Where a penetrating oropharyngeal injury is present a sterile instrument (e.g., Carmalt forceps) is placed through the lesion to serve as a probe, guiding surgical exploration of the cervical tissues. A midline approach for exploration should be maintained initially to avoid damage to cervical structures; however the tract and foreign material will frequently be lateralised. Wooden foreign material is identified and carefully removed; multiple fragments may be present. Exploration is continued caudally towards the thoracic cavity if a tract can be traced from the site of oropharyngeal penetration. If an oesophageal laceration is identified debridement and primary repair are performed. Following removal of pieces of foreign material, copious lavage is performed to reduce the level of wound contamination. The use of suction apparatus facilitates thorough lavage. A bacteriology swab should be obtained from the cervical tissues post-lavage and submitted, together with a piece of retrieved material, for aerobic and anaerobic culture. Empirical antibiosis should be started, initially via the intravenous route (a second generation cephalosporin or potentiated amoxicillin may be an appropriate choice), while awaiting culture results. Prior to wound closure a surgical drain should be placed in the wound. A Penrose drain or Jackson Pratt active suction drain would be appropriate. If the oropharyngeal wound is large or if an active suction drain is selected, closure of the oropharyngeal wound using an absorbable suture material is recommended. The oropharyngeal mucosa will heal rapidly and some surgeons would choose not to perform a primary repair of this site.
The level of post-operative care will be dictated by the injury sustained and the extent of exploratory surgery required. Careful attention is paid to ensure the patient is receiving adequate post-operative analgesia, including a non-steroidal anti-inflammatory medication and opioid agents post-operatively. Most patients can be fed orally immediately post-operatively, but soft food only is recommended. In cases of oesophageal laceration, depending upon the degree of oesophageal injury the use of a surgically placed gastrostomy tube for feeding may be necessary to protect the oesophageal repair. Penrose drains should ideally be dressed and the dressing should be changed once or twice per day to assess the level of fluid production. Patients with dressings involving the head and neck require careful monitoring during hospitalisation. The reservoir of active suction drains should be checked at least twice per day for the volume of fluid collected and for ongoing efficacy of the drain. Removal of the drain is routinely performed 2 to 5 days post-operatively when a steady low amount of fluid production has been reached.

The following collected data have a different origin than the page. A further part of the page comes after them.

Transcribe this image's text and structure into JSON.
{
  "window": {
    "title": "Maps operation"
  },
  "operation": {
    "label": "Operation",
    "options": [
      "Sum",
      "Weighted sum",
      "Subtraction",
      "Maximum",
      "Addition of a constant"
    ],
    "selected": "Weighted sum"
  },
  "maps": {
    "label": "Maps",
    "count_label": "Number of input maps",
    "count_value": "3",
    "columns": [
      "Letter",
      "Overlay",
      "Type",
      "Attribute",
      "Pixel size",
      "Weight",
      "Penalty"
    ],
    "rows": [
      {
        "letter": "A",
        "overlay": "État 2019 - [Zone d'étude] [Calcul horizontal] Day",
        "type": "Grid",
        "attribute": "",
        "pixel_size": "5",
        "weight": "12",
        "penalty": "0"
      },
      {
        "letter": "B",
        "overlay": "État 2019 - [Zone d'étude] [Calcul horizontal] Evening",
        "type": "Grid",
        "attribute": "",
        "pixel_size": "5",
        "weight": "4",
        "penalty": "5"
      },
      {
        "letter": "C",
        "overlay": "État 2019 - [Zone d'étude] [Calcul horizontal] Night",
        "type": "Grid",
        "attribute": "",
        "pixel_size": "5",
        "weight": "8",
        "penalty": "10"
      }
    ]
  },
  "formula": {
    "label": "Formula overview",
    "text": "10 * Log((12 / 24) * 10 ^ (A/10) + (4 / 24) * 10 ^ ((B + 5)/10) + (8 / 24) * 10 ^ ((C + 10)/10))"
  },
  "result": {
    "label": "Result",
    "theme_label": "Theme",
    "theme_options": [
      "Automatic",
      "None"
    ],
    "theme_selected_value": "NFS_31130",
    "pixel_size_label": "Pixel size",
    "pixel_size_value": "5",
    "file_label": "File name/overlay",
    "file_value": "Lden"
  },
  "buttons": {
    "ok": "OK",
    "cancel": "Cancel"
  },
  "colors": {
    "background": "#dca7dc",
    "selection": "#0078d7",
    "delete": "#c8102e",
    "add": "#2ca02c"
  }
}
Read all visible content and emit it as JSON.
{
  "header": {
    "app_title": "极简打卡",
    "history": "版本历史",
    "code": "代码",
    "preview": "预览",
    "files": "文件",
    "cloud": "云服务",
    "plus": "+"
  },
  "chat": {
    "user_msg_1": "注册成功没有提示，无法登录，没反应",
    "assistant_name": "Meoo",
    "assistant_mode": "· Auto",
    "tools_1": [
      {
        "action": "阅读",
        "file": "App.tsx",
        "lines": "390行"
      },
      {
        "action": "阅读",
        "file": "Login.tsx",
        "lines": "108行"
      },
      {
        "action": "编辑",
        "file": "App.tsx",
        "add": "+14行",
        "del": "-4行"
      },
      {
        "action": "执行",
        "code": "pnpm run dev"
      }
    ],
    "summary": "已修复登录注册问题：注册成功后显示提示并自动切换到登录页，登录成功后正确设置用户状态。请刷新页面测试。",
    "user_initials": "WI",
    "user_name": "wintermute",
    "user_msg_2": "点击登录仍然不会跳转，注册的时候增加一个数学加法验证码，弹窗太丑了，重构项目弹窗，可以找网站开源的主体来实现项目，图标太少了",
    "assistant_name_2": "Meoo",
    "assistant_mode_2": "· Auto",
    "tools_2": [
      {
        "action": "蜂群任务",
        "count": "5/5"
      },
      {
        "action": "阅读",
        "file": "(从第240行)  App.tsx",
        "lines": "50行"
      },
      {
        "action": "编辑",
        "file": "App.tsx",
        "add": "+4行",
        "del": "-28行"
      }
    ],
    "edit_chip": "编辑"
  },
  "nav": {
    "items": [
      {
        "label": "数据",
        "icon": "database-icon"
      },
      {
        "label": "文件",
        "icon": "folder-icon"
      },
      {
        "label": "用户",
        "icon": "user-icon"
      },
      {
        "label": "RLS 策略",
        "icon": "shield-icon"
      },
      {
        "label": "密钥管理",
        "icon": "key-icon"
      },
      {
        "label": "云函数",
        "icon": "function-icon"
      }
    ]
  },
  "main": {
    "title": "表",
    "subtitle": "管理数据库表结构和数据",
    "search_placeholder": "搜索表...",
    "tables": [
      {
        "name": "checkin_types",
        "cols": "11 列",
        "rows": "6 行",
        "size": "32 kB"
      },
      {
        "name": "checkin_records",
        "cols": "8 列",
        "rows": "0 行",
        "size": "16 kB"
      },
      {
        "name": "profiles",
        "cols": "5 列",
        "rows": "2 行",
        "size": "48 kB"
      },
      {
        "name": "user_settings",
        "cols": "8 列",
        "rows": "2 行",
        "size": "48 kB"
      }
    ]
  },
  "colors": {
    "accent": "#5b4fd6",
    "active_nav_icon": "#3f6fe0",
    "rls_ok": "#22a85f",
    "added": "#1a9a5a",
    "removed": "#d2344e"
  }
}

Oropharyngeal penetrating stick injury is a potentially life threatening disease. However, the rate of mortality or ongoing morbidity is low following prompt appropriate management. In cases where a chronic discharging sinus has formed there is a more guarded prognosis for resolution of clinical signs. Recent use of computed tomography of the neck to guide surgical management of these cases may result in a more favourable outcome.